Specifically, the first page or so of Debussy's incessantly kinetic third image of book one,
Mouvement. My question isn't really one of raw technique, but one of hand placement. At measure 5 the fifths (C -G) are placed in the left hand while the right hand begins that iconic semi-mechanical whir in triplets. The tricky bit, noticed even by those who merely admired the score, is that the hands are basically placed atop one another in an awkward sort of mating dance or other.
Awkward
indeed.
Most pianists I have observed opt for the left hand to be placed over the right, fingers 2 and 5 poke away at the repetitive fifths, the wrist bent slightly upward to make room for the right hand triplets.
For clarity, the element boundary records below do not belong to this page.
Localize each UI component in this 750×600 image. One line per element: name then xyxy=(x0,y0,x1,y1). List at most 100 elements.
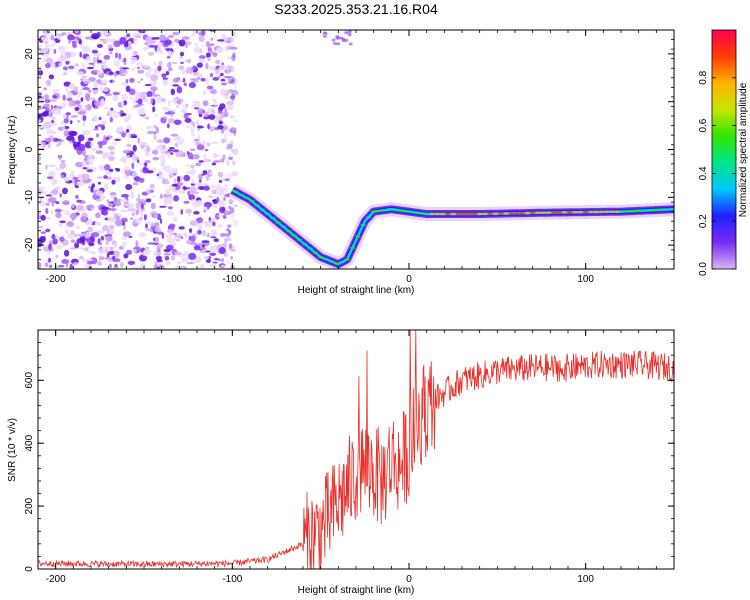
tone-hotspot xyxy=(625,210,631,213)
noise-blob xyxy=(217,39,225,42)
noise-blob xyxy=(155,126,159,134)
tone-hotspot xyxy=(249,199,255,203)
noise-blob xyxy=(210,104,218,107)
noise-blob xyxy=(68,65,75,70)
noise-blob xyxy=(132,249,137,252)
noise-blob xyxy=(170,88,175,96)
noise-blob xyxy=(146,145,151,152)
noise-blob xyxy=(64,229,70,234)
noise-blob xyxy=(86,166,90,169)
tone-hotspot xyxy=(593,210,599,214)
noise-blob xyxy=(179,56,183,59)
noise-blob xyxy=(185,164,190,167)
noise-blob xyxy=(214,59,221,65)
noise-blob xyxy=(188,82,196,89)
noise-blob xyxy=(129,96,133,100)
noise-blob xyxy=(76,204,84,211)
noise-blob xyxy=(212,189,217,195)
noise-blob xyxy=(78,255,84,260)
noise-blob xyxy=(163,98,166,104)
noise-blob xyxy=(195,200,204,206)
noise-blob xyxy=(215,70,220,74)
noise-blob xyxy=(182,107,187,114)
noise-blob xyxy=(95,190,104,197)
noise-blob xyxy=(208,114,216,120)
noise-blob xyxy=(166,244,174,251)
noise-blob xyxy=(193,138,200,142)
noise-blob xyxy=(203,206,208,210)
noise-blob xyxy=(205,62,209,70)
noise-blob xyxy=(203,201,212,208)
x-tick-label: -100 xyxy=(222,574,242,585)
noise-blob xyxy=(190,164,195,169)
noise-blob xyxy=(98,116,102,121)
tone-hotspot xyxy=(572,211,578,214)
noise-blob xyxy=(173,119,182,125)
noise-blob xyxy=(167,206,173,210)
noise-blob xyxy=(113,200,122,207)
noise-blob xyxy=(46,79,52,87)
tone-hotspot xyxy=(397,209,403,212)
noise-blob xyxy=(215,65,220,69)
tone-hotspot xyxy=(551,211,557,214)
noise-blob xyxy=(230,255,233,260)
noise-blob xyxy=(48,243,52,251)
noise-blob xyxy=(211,230,217,236)
noise-blob xyxy=(140,78,144,81)
noise-blob xyxy=(38,225,44,229)
tone-hotspot xyxy=(477,212,483,216)
noise-blob xyxy=(217,171,224,178)
noise-blob xyxy=(229,66,235,73)
noise-blob xyxy=(70,230,75,235)
tone-hotspot xyxy=(450,212,456,216)
noise-blob xyxy=(225,40,231,44)
snr-y-axis: 0 200 400 600 xyxy=(24,329,674,572)
noise-blob xyxy=(138,217,143,221)
noise-blob xyxy=(186,262,195,265)
noise-blob xyxy=(91,33,99,40)
noise-blob xyxy=(119,37,126,44)
noise-blob xyxy=(223,70,229,74)
noise-blob xyxy=(154,37,160,40)
noise-blob xyxy=(67,34,75,41)
noise-blob xyxy=(226,67,232,74)
tone-hotspot xyxy=(445,212,451,216)
noise-blob xyxy=(84,141,93,149)
noise-blob xyxy=(177,176,181,183)
noise-blob xyxy=(144,83,152,87)
noise-blob xyxy=(204,148,209,152)
noise-blob xyxy=(170,113,174,117)
noise-blob xyxy=(137,69,145,74)
noise-blob xyxy=(162,107,170,111)
noise-blob xyxy=(38,92,42,96)
noise-blob xyxy=(52,40,56,46)
noise-blob xyxy=(220,72,224,77)
noise-blob xyxy=(218,247,226,255)
noise-blob xyxy=(202,249,207,252)
noise-blob xyxy=(57,264,65,268)
noise-blob xyxy=(72,41,77,48)
noise-blob xyxy=(141,203,144,210)
noise-blob xyxy=(145,71,152,78)
noise-blob xyxy=(201,44,205,47)
noise-blob xyxy=(38,107,43,110)
tone-hotspot xyxy=(302,242,308,246)
noise-blob xyxy=(172,84,180,87)
noise-blob xyxy=(107,145,116,151)
noise-blob xyxy=(57,45,66,52)
noise-blob xyxy=(166,62,172,68)
noise-blob xyxy=(85,105,89,110)
noise-blob xyxy=(112,141,118,145)
noise-blob xyxy=(119,261,124,269)
noise-blob xyxy=(190,127,195,134)
noise-blob xyxy=(112,95,119,102)
noise-blob xyxy=(136,66,141,69)
noise-blob xyxy=(102,151,111,159)
tone-hotspot xyxy=(254,204,260,207)
noise-blob xyxy=(232,148,239,156)
noise-blob xyxy=(48,170,56,178)
noise-blob xyxy=(210,188,213,196)
noise-blob xyxy=(47,251,51,256)
noise-blob xyxy=(208,65,216,71)
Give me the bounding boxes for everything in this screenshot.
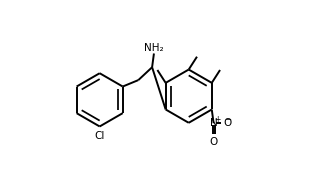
Text: NH₂: NH₂ bbox=[144, 43, 164, 53]
Text: O: O bbox=[209, 137, 218, 147]
Text: +: + bbox=[214, 115, 220, 125]
Text: −: − bbox=[224, 115, 231, 125]
Text: Cl: Cl bbox=[94, 131, 105, 141]
Text: N: N bbox=[210, 118, 217, 128]
Text: O: O bbox=[224, 118, 232, 128]
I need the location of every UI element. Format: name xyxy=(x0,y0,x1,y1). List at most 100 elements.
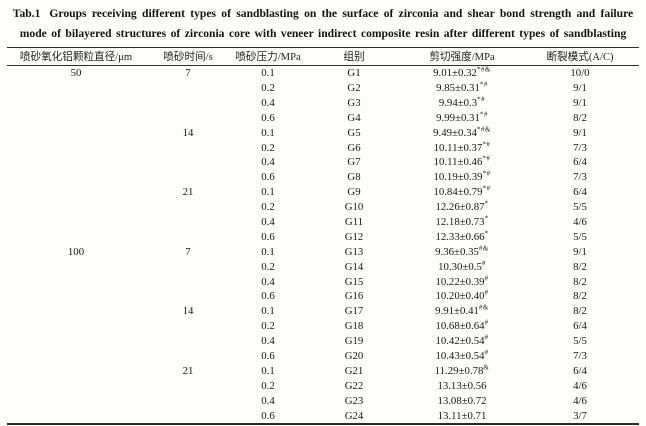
cell-sandblasting-time xyxy=(145,140,231,155)
col-header-group: 组别 xyxy=(343,52,365,63)
table-row: 50 7 0.1 G1 9.01±0.32*#& 10/0 xyxy=(7,66,639,81)
cell-sandblasting-time xyxy=(145,260,231,275)
cell-particle-diameter xyxy=(7,319,145,334)
cell-shear-strength: 10.11±0.37*# xyxy=(433,139,491,154)
table-row: 0.2 G6 10.11±0.37*# 7/3 xyxy=(7,140,639,155)
cell-group: G13 xyxy=(344,245,364,258)
significance-markers: # xyxy=(484,348,489,357)
table-row: 0.6 G16 10.20±0.40# 8/2 xyxy=(7,289,639,304)
cell-group: G14 xyxy=(344,260,364,273)
cell-shear-strength: 10.84±0.79*# xyxy=(433,184,491,199)
table-body: 50 7 0.1 G1 9.01±0.32*#& 10/0 0.2 G2 9.85±0.31*#… xyxy=(7,66,639,425)
table-caption-label: Tab.1 xyxy=(12,7,41,20)
table-row: 0.4 G7 10.11±0.46*# 6/4 xyxy=(7,155,639,170)
table-row: 21 0.1 G21 11.29±0.78& 6/4 xyxy=(7,364,639,379)
cell-shear-strength: 11.29±0.78& xyxy=(434,363,490,377)
cell-particle-diameter xyxy=(7,230,145,245)
cell-failure-mode: 5/5 xyxy=(573,201,587,214)
cell-shear-strength: 10.42±0.54# xyxy=(435,333,489,348)
cell-failure-mode: 8/2 xyxy=(573,290,587,303)
table-row: 14 0.1 G5 9.49±0.34*#& 9/1 xyxy=(7,126,639,141)
cell-group: G17 xyxy=(344,305,364,318)
cell-sandblasting-pressure: 0.1 xyxy=(261,364,275,377)
cell-sandblasting-time: 14 xyxy=(182,305,194,318)
table-row: 0.4 G11 12.18±0.73* 4/6 xyxy=(7,215,639,230)
col-header-failure-mode: 断裂模式(A/C) xyxy=(546,52,614,63)
table-row: 0.4 G15 10.22±0.39# 8/2 xyxy=(7,274,639,289)
significance-markers: *#& xyxy=(476,65,491,74)
cell-failure-mode: 8/2 xyxy=(573,275,587,288)
cell-sandblasting-pressure: 0.4 xyxy=(261,96,275,109)
cell-sandblasting-time xyxy=(145,349,231,364)
cell-particle-diameter xyxy=(7,155,145,170)
col-header-sandblasting-time: 喷砂时间/s xyxy=(163,52,213,63)
cell-failure-mode: 9/1 xyxy=(573,81,587,94)
significance-markers: & xyxy=(483,363,490,372)
cell-particle-diameter xyxy=(7,408,145,424)
cell-group: G10 xyxy=(344,201,364,214)
cell-sandblasting-pressure: 0.1 xyxy=(261,305,275,318)
cell-sandblasting-time xyxy=(145,274,231,289)
cell-group: G15 xyxy=(344,275,364,288)
table-row: 0.4 G23 13.08±0.72 4/6 xyxy=(7,394,639,409)
table-caption-line2: mode of bilayered structures of zirconia… xyxy=(19,27,627,40)
cell-group: G5 xyxy=(347,126,361,139)
significance-markers: *# xyxy=(479,80,488,89)
table-row: 0.6 G20 10.43±0.54# 7/3 xyxy=(7,349,639,364)
cell-group: G16 xyxy=(344,290,364,303)
cell-sandblasting-time: 21 xyxy=(182,186,194,199)
cell-shear-strength: 13.11±0.71 xyxy=(437,409,487,422)
cell-particle-diameter xyxy=(7,126,145,141)
significance-markers: *# xyxy=(479,110,488,119)
cell-particle-diameter xyxy=(7,304,145,319)
table-header-row: 喷砂氧化铝颗粒直径/μm 喷砂时间/s 喷砂压力/MPa 组别 剪切强度/MPa… xyxy=(7,47,639,66)
cell-group: G2 xyxy=(347,81,361,94)
cell-sandblasting-time xyxy=(145,379,231,394)
significance-markers: * xyxy=(484,229,489,238)
significance-markers: #& xyxy=(478,303,489,312)
cell-sandblasting-pressure: 0.6 xyxy=(261,171,275,184)
col-header-shear-strength: 剪切强度/MPa xyxy=(429,52,495,63)
cell-sandblasting-pressure: 0.1 xyxy=(261,186,275,199)
cell-particle-diameter xyxy=(7,274,145,289)
cell-failure-mode: 6/4 xyxy=(573,156,587,169)
cell-particle-diameter xyxy=(7,170,145,185)
cell-particle-diameter xyxy=(7,260,145,275)
cell-sandblasting-pressure: 0.6 xyxy=(261,230,275,243)
significance-markers: *#& xyxy=(476,125,491,134)
cell-sandblasting-time xyxy=(145,96,231,111)
cell-shear-strength: 13.08±0.72 xyxy=(437,394,487,407)
cell-particle-diameter xyxy=(7,394,145,409)
cell-sandblasting-pressure: 0.4 xyxy=(261,215,275,228)
cell-failure-mode: 7/3 xyxy=(573,349,587,362)
cell-sandblasting-time xyxy=(145,289,231,304)
cell-failure-mode: 7/3 xyxy=(573,171,587,184)
table-row: 0.6 G8 10.19±0.39*# 7/3 xyxy=(7,170,639,185)
table-row: 0.4 G3 9.94±0.3*# 9/1 xyxy=(7,96,639,111)
table-row: 0.2 G18 10.68±0.64# 6/4 xyxy=(7,319,639,334)
cell-sandblasting-pressure: 0.4 xyxy=(261,394,275,407)
cell-group: G3 xyxy=(347,96,361,109)
cell-sandblasting-pressure: 0.2 xyxy=(261,81,275,94)
cell-sandblasting-time xyxy=(145,155,231,170)
cell-group: G22 xyxy=(344,379,364,392)
cell-group: G8 xyxy=(347,171,361,184)
cell-failure-mode: 8/2 xyxy=(573,305,587,318)
cell-failure-mode: 6/4 xyxy=(573,186,587,199)
cell-group: G9 xyxy=(347,186,361,199)
cell-sandblasting-time xyxy=(145,170,231,185)
cell-sandblasting-pressure: 0.2 xyxy=(261,320,275,333)
cell-sandblasting-pressure: 0.4 xyxy=(261,156,275,169)
table-caption: Tab.1 Groups receiving different types of… xyxy=(0,0,646,44)
cell-group: G4 xyxy=(347,111,361,124)
cell-group: G20 xyxy=(344,349,364,362)
cell-failure-mode: 8/2 xyxy=(573,111,587,124)
significance-markers: *# xyxy=(482,169,491,178)
table-row: 0.2 G14 10.30±0.5# 8/2 xyxy=(7,260,639,275)
cell-sandblasting-time: 21 xyxy=(182,364,194,377)
table-row: 100 7 0.1 G13 9.36±0.35#& 9/1 xyxy=(7,245,639,260)
cell-shear-strength: 10.68±0.64# xyxy=(435,318,489,333)
cell-particle-diameter xyxy=(7,96,145,111)
cell-failure-mode: 4/6 xyxy=(573,215,587,228)
cell-shear-strength: 9.99±0.31*# xyxy=(436,110,488,124)
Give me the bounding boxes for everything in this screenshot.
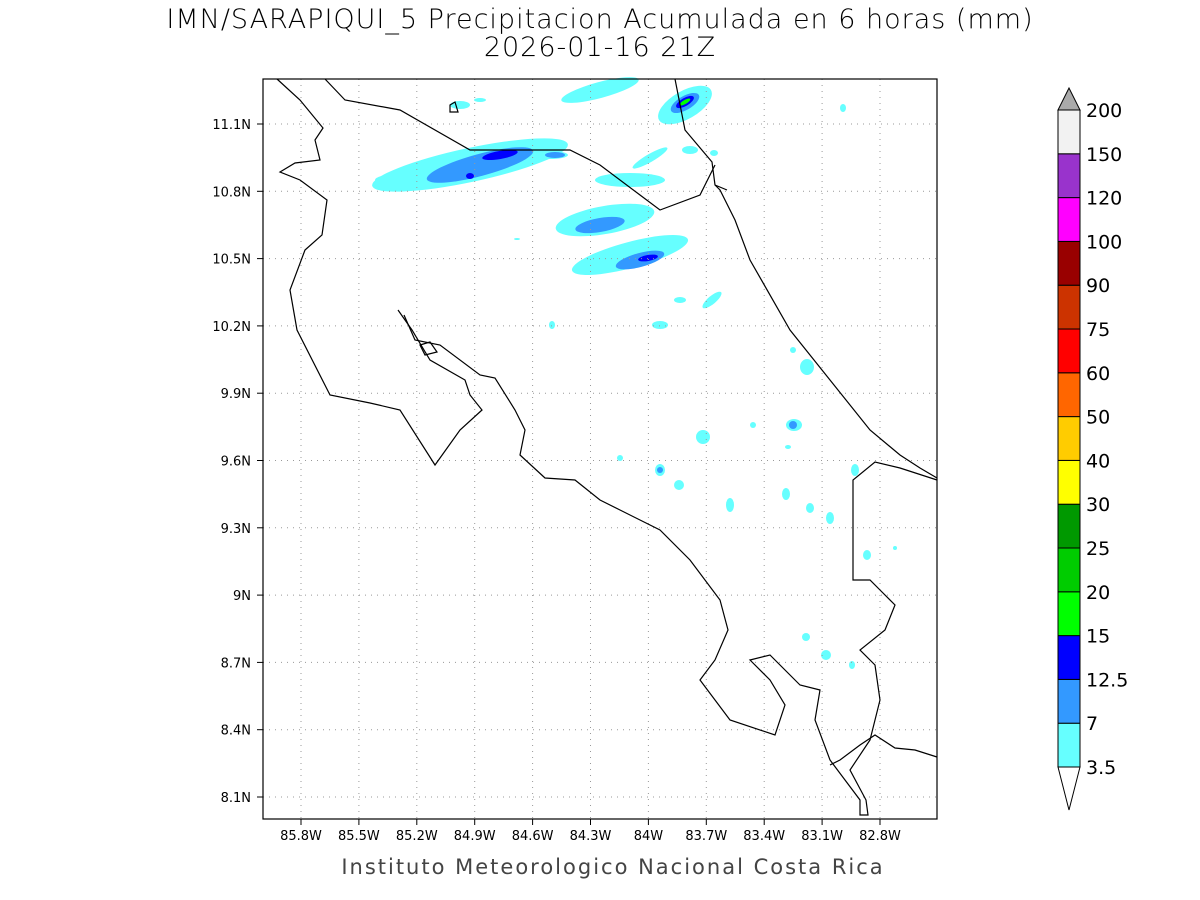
lon-tick-label: 84.6W [512,829,554,844]
colorbar-swatch [1057,284,1081,330]
colorbar-label: 75 [1086,319,1110,341]
colorbar-label: 150 [1086,144,1122,166]
colorbar-swatch [1057,109,1081,155]
colorbar-swatch [1057,459,1081,505]
colorbar: 3.5 7 12.5 15 20 25 30 40 50 60 75 90 100 120 150 200 [1057,86,1128,811]
lon-tick-label: 83.4W [743,829,785,844]
colorbar-label: 25 [1086,538,1110,560]
colorbar-swatch [1057,591,1081,637]
precip-field [372,77,897,669]
footer-credit: Instituto Meteorologico Nacional Costa R… [341,855,885,879]
colorbar-swatch [1057,197,1081,242]
lon-tick-label: 85.5W [338,829,380,844]
colorbar-swatch [1057,678,1081,724]
lon-tick-label: 84W [634,829,664,844]
lon-tick-label: 85.2W [396,829,438,844]
lat-tick-label: 9.3N [221,522,251,537]
lat-tick-label: 8.1N [221,791,251,806]
colorbar-label: 120 [1086,188,1122,210]
lon-tick-label: 85.8W [280,829,322,844]
colorbar-under-triangle [1057,766,1081,811]
colorbar-label: 12.5 [1086,669,1128,691]
colorbar-label: 100 [1086,231,1122,253]
lat-tick-label: 9.9N [221,387,251,402]
lon-tick-label: 84.9W [454,829,496,844]
colorbar-swatch [1057,547,1081,593]
colorbar-label: 3.5 [1086,757,1116,779]
colorbar-over-triangle [1057,86,1081,111]
colorbar-swatch [1057,503,1081,549]
map-title: IMN/SARAPIQUI_5 Precipitacion Acumulada … [166,4,1034,35]
lon-tick-label: 83.7W [685,829,727,844]
colorbar-swatch [1057,328,1081,374]
colorbar-swatch [1057,153,1081,199]
lat-tick-label: 10.8N [212,185,251,200]
lat-tick-label: 8.7N [221,656,251,671]
lon-tick-label: 82.8W [859,829,901,844]
colorbar-label: 20 [1086,582,1110,604]
colorbar-swatch [1057,372,1081,418]
map-valid-time: 2026-01-16 21Z [483,32,717,63]
lat-tick-label: 10.5N [212,253,251,268]
graticule [263,79,937,819]
lat-tick-label: 10.2N [212,320,251,335]
colorbar-swatch [1057,635,1081,680]
lat-tick-label: 11.1N [212,118,251,133]
colorbar-swatch [1057,416,1081,461]
colorbar-swatch [1057,240,1081,286]
lat-tick-label: 8.4N [221,724,251,739]
coastlines-borders [276,78,938,816]
lon-tick-label: 83.1W [801,829,843,844]
lat-tick-label: 9N [233,589,251,604]
lon-tick-label: 84.3W [570,829,612,844]
colorbar-label: 60 [1086,363,1110,385]
colorbar-swatch [1057,722,1081,768]
map-frame [262,78,938,820]
colorbar-label: 30 [1086,494,1110,516]
lat-tick-label: 9.6N [221,455,251,470]
colorbar-label: 90 [1086,275,1110,297]
colorbar-label: 7 [1086,713,1098,735]
colorbar-label: 40 [1086,450,1110,472]
colorbar-label: 50 [1086,407,1110,429]
colorbar-label: 200 [1086,100,1122,122]
colorbar-label: 15 [1086,626,1110,648]
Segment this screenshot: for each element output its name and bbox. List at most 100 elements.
And this is all good and well until measure 9, in which the roles are switched and now the left hand now has an arpeggiated figure spanning, at its largest, an 11th.
Most pianists here would drop the wrist of the right hand, hanging the thumb down below the keyboard, playing the fifths between fingers 2-4, and 2-5.
I, being absolutely insane apparently, prefer the opposite approach, placing the right over the left hand throughout. By dropping the wrist of the left hand in the repeated fifths (5-2) the right hand triplets have ample room to run. Come measure 9, the left hand is already in a very comfortable position for the gliding arpeggios and in the right hand, the fingering 1-4 and 2-5 can be used for the fifths (which in my opinion, serves the phrase better and more distinctly).
So that was a bit lengthy, and I apologize. I'm not really sure if my method can really be considered "wrong", Debussy himself being quoted saying, "One is never served better than by one's self," which taken out of context, may erroneously seem to warrant self-indulgence at the expensive of musicality, but I don't think that's the case here. Quite the opposite, in fact. Even so, my method puts me in a firm minority. Whhhhyyy?